We have already had a glimpse of the Gothic fragility of the commons. The Log4Shell crisis laid bare just how much of the internet’s life-support system can depend on a small volunteer team. If AI quickens the devouring maw of open source while suppressing upstream contributions, however, such maintenance bottlenecks only get worse. Vulnerabilities linger. Compliance audits become nightmares. The price ultimately falls on businesses and public institutions.
Walking a Tightrope to Keep the Open Source Commons Alive
There are escape ramps — but they take coordination. Model and data provenance standards, the AI equivalent of an SBOM, could help track when and how licensed code affects outputs. The Open Source Initiative’s project on the definition of open source AI aims to provide some guidance on what “open” should mean in the era of models. The EU’s AI Act pushes toward documentation and transparency requirements that may mitigate provenance blind spots.

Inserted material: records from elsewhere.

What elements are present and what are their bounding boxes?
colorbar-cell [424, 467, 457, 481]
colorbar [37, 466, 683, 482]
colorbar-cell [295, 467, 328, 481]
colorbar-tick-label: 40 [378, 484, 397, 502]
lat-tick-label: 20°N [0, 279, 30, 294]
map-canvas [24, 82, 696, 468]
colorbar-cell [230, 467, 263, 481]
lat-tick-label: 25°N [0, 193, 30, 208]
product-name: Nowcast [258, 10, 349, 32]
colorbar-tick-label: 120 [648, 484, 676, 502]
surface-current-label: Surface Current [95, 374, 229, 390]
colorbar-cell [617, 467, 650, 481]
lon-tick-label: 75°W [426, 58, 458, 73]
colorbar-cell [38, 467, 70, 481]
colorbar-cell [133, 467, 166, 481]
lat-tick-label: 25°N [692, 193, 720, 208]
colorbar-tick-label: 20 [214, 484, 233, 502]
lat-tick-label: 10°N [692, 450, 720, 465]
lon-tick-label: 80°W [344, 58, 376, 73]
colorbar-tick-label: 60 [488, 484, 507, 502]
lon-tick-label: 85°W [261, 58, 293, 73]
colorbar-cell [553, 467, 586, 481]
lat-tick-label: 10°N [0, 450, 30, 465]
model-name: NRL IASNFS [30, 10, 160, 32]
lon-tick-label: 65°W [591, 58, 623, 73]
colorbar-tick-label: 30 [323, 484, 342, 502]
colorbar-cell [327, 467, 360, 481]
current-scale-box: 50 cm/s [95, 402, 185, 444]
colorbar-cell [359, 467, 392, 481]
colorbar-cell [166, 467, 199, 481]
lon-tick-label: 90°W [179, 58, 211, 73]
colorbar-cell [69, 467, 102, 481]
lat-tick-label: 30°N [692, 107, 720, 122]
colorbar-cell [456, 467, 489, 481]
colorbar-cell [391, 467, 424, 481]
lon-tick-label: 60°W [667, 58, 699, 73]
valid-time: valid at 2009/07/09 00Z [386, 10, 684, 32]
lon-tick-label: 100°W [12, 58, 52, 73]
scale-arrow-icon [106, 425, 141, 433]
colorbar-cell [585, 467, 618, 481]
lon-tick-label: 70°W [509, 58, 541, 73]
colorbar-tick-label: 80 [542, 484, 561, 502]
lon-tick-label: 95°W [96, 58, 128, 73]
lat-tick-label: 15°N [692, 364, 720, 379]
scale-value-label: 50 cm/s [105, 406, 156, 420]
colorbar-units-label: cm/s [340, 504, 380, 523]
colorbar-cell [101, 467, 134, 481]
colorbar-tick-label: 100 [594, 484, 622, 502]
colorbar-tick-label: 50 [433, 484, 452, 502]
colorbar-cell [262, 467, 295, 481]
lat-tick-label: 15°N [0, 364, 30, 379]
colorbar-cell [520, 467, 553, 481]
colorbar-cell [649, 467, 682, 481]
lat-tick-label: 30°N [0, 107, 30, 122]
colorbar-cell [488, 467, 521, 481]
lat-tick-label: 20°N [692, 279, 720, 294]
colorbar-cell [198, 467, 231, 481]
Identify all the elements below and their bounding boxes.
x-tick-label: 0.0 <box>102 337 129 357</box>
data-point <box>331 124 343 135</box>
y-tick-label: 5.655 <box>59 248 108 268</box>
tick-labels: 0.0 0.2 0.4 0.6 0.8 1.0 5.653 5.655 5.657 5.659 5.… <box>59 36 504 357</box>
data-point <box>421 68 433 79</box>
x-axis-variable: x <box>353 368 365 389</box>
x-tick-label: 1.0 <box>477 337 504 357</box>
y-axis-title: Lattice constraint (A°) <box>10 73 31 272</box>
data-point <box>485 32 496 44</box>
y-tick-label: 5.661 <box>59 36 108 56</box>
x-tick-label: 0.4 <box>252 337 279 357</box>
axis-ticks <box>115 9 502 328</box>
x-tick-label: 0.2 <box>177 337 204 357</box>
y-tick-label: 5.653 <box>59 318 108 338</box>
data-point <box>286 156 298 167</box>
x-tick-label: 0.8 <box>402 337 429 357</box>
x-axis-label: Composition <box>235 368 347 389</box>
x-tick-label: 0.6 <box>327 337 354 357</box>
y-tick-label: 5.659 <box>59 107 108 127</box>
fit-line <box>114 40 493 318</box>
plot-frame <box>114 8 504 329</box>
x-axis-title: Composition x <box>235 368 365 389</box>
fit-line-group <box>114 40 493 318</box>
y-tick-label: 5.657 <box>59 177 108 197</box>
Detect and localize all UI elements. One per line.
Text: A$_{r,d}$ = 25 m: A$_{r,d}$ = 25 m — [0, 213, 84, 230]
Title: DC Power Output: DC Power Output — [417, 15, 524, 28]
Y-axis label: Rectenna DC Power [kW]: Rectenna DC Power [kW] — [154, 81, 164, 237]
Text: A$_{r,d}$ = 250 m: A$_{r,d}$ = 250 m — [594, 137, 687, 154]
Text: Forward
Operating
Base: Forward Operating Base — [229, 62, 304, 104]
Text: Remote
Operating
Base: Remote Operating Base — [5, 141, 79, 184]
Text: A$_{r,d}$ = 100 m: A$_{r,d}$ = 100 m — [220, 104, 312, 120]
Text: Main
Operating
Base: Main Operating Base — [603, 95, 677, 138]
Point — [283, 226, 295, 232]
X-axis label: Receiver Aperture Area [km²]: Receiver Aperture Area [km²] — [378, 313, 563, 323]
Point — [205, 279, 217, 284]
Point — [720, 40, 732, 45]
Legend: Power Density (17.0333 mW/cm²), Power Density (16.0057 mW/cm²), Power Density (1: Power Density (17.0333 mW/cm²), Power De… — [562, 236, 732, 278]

On the supply side, training models on human-curated, license-respecting datasets and features to embed attribution metadata into suggestions would restore a measure of reciprocity. On the demand side, enterprises can stipulate provenance awareness from AI tools, help fund critical maintainers (through sponsors within organizations and foundations such as the Linux Foundation and OpenSSF), and enact policies that specifically prevent “mystery code” from being run in production.
Without these changes, however, the direction is grim. Generative AI will continue to suck value out of the commons even as it starves what remains of the culturally, socially, and legally enforced feedback loops that once made the old commons so resilient. Open source doesn’t fail all at once — it fails as maintenance slows, compliance risks loom, and innovation moves behind closed APIs. That’s not a future the software profession can afford.